France’s EDF hails €10billion profit, despite huge UK nuclear charge

French energy giant EDF has unveiled net profit of €10billion and cut its massive debt by increasing nuclear production after problems forced some plants offline.

France's EDF hails €10billion profit, despite huge UK nuclear charge

EDF hailed an “exceptional” year after its loss of €17.9billion in 2022.

Sales slipped 2.6 percent to €139.7billion , but the group managed to slice debt by €10billion euros to €54.4billion.

EDF said however that it had booked a €12.9 billion depreciation linked to difficulties at its Hinkley Point nuclear plant in Britain.

The charge includes €11.2 billion for Hinkley Point assets and €1.7billion at its British subsidiary, EDF Energy, the group explained.

EDF announced last month a fresh delay and additional costs for the giant project hit by repeated cost overruns.

“The year was marked by many events, in particular by the recovery of production and the company’s mobilisation around production recovery,” CEO Luc Remont told reporters.
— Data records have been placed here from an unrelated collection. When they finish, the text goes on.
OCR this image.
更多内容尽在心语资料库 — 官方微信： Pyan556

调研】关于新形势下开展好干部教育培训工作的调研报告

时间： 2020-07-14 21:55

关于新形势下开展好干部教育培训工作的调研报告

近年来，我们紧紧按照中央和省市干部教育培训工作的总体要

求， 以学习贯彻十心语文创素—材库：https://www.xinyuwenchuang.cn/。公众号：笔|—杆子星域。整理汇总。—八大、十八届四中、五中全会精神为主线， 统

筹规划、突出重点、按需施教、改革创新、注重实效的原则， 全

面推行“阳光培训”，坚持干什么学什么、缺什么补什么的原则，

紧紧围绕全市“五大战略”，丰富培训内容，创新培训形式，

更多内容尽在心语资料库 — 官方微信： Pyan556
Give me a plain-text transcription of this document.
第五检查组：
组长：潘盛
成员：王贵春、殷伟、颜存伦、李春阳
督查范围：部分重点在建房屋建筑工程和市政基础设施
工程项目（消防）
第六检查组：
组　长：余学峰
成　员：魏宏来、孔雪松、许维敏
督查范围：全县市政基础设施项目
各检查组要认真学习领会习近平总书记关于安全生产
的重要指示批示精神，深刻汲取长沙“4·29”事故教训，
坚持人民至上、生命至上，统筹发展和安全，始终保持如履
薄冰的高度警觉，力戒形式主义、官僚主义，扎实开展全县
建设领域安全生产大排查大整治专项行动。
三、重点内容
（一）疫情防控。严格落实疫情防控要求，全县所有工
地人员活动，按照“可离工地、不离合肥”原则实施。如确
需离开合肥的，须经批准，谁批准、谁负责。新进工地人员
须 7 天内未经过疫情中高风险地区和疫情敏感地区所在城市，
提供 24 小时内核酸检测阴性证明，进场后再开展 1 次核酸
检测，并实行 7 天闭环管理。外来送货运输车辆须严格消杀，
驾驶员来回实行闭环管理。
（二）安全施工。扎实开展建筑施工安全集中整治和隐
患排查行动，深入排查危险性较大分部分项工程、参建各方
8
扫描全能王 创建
EDF put its strong showing down to a strong operational performance, notably a significant increase in nuclear generation in France at a time of historically high prices.

That followed a drop in nuclear output in France in 2022. The group had to deal with stress corrosion problems at some reactors while also facing government orders to limit price rises.

The French reactors last year produced around 320.4 TWh, in the upper range of expectations.

Nuclear production had slid back in 2022 to 279 TWh, its lowest level in three decades, because of the corrosion problems and maintenance changes after
the Covid-19 pandemic.

Hinkley Point C is one of a small number of European Pressurised Reactors (EPRs) worldwide, an EDF-led design that has been plagued by cost overruns
running into billions of euros and years of construction delays.